Aun con situaciones que pudieron resultar muy simpáticas (como la pareja que arroja el sofá en tanto «presunto culpable» de una infidelidad), los parlamentos son tan retorcidos, los caracteres tan forzados en su diseño psicológico y las peripecias tan artificiales, que el intento sucumbe desde los primeros minutos.

En largos de ficción aspira a premios El infierno, del significativo cineasta mexicano Luis Estrada (La ley de Herodes).

Ese México violento, transido de drogas y luchas de bandas aparece magistralmente plasmado: es el país que «Benny» García descubre al ser deportado desde Estados Unidos, y solo encuentra en el narcotráfico la única posibilidad de ayudar a su familia y prosperar, pero el precio, lógicamente, será muy alto.

Amén de una contundente ambientación, Estrada consigue incorporar sabiamente el humor negro a la narración que, a propósito, transcurre sobre rieles pese al extenso metraje del filme. Los horrores que acontecen, los asesinatos y vendettas, se plasman desde una perspectiva cínica, al parecer única actitud de enfrentarlos y reflejarlos artísticamente, al menos según el criterio del realizador.

Mas lo ha hecho con tanta gracia, conocimiento de causa y vigor, que El infierno no solo se tolera, sino que hasta se disfruta. Las actuaciones del experimentado y siempre brillante Damián Alcázar (Satanás), y los no menos sobresalientes Joaquín Cossío, Ernesto Gómez Cruz y María Rojo, hacen el resto.

La perspectiva del viaje como proyecto de vida, solución o emprendimiento, signa la poética del brasileño Karim Aïnouz (Madame Satá), ya sea la joven que escapa de la municipalidad asfixiante (El cielo de Suely), ya el decepcionado que pretende con ello curarse de cuitas amorosas (Viajo porque preciso, vuelvo porque te amo) y ahora la dentista que recorre el inmenso Río de Janeiro cuando su esposo le deja en el celular la noticia de que la abandona, en El abismo plateado, también dentro de la liza por los Corales.

Es evidente que su director resulta un empecinado en esto de concursar (y ganar) en importantes festivales, mas siente una especial debilidad por La Habana, acaso porque lo ha premiado mediante todos esos títulos; también, a no dudar, se trata de un preciosista, a quien le interesa mucho más la envoltura formal que lo interior.
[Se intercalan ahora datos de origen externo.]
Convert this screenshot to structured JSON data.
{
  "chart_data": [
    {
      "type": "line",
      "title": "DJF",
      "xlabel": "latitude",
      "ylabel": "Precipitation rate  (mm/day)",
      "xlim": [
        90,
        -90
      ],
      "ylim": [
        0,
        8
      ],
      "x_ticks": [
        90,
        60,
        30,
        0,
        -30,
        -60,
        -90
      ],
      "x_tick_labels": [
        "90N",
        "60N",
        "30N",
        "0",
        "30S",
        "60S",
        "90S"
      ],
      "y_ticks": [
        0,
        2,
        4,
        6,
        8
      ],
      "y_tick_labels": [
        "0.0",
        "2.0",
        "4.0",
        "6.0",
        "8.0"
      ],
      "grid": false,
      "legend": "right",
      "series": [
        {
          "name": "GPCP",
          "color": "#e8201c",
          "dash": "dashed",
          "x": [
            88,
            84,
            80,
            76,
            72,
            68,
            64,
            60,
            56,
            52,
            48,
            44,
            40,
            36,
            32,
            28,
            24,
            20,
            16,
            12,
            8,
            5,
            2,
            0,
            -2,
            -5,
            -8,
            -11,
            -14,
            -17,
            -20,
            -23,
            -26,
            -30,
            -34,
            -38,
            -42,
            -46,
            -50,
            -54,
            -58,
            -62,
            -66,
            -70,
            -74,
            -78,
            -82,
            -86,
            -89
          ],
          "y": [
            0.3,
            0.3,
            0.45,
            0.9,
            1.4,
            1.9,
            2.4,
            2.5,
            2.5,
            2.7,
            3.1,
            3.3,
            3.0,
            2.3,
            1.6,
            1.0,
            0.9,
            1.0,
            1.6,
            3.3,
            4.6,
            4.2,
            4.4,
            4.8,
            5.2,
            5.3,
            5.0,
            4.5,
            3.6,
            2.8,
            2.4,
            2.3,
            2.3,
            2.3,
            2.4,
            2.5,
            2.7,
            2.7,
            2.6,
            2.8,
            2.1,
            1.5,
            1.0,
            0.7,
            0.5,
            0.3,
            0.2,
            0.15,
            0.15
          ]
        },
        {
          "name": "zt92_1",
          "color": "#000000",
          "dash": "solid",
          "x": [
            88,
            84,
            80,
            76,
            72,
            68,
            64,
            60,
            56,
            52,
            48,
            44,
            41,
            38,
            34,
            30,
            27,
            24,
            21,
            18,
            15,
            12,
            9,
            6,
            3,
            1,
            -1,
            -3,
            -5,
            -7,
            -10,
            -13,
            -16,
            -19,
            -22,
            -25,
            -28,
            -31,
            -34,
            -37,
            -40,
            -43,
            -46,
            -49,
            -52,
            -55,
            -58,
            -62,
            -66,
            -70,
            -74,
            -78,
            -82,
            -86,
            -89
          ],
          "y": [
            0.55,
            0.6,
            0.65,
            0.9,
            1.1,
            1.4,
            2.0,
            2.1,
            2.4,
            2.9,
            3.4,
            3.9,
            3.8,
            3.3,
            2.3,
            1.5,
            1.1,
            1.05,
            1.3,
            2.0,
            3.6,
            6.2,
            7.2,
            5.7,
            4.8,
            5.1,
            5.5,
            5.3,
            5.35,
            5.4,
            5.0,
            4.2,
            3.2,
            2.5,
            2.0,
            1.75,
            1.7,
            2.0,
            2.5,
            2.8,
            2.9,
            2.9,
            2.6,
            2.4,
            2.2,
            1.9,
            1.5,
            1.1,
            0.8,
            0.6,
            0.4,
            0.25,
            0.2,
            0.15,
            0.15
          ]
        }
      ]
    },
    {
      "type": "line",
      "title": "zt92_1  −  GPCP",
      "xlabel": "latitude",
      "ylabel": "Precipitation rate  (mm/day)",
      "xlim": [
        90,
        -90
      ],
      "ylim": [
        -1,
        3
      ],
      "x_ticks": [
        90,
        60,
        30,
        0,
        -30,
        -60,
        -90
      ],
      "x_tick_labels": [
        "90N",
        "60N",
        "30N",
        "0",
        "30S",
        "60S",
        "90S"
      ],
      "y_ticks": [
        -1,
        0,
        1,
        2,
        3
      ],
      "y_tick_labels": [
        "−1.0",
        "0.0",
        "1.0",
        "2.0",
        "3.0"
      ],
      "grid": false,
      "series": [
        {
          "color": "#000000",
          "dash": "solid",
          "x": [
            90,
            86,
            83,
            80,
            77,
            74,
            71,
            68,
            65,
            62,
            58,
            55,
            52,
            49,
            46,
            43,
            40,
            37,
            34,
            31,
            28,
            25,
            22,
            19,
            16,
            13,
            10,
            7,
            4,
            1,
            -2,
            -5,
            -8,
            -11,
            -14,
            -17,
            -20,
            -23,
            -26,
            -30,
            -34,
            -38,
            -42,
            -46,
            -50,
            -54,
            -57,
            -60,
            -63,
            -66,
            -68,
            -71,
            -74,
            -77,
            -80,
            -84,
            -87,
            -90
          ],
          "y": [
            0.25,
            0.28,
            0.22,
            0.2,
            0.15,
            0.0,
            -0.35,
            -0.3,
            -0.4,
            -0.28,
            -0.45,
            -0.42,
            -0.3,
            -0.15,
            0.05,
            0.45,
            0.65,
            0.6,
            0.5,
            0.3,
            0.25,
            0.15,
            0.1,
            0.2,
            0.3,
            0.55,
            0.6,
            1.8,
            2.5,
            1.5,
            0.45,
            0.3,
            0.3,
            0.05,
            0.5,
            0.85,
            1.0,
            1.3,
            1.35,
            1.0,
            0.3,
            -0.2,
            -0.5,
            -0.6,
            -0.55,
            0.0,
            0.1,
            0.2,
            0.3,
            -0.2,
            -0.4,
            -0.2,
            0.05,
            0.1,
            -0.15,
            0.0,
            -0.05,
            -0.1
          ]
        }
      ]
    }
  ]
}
Si con El abismo… fuera también galardonado, debiera serlo por las excelencias de su banda sonora y su fotografía. En el caso de la primera, importan más esta vez para la diégesis los ruidos, la música y hasta el silencio que el acontecer (apenas las 24 horas en la vida deambulante de esa mujer); por ejemplo, el sonido intenso de las olas que presiden la imponente Copacabana donde habita Violeta, la abandonada protagonista, implica una labor exquisita, y qué decir de la que realiza el destacado Mauro Pinheiro Jr., con los contrastes, los expresivos claroscuros y los efectos de «profundidad de campo» que emprende con su cámara.

Un momento de ejemplar confluencia de ambos rubros es una oportuna cita de la recordada cinta norteamericana Flashdance (1983), cuando el personaje remeda aquel inolvidable baile de la protagonista con el tema Maniaca, de Michael Sembello.

Lo que sí nunca obtendría este filme es un premio de público, francamente decepcionado ante la poca «almendra» que puede hallarse en esta historia que parte libremente de todo un clásico: la canción Olhos nos Olhos, de Chico Buarque, pero también hay que hacerle justicia: quizá como corto o incluso mediometraje, El abismo... fuera toda una obra maestra, si embargo, esta vez los aludidos méritos parciales, la conseguida atmósfera de soledad y abandono, y la notable actuación de la sensual Alessandra Negrino en el protagónico, no son suficientes, pero ya veremos qué opina el jurado, el cual, como generalmente ocurre, está inmerso en una árida y compleja disyuntiva.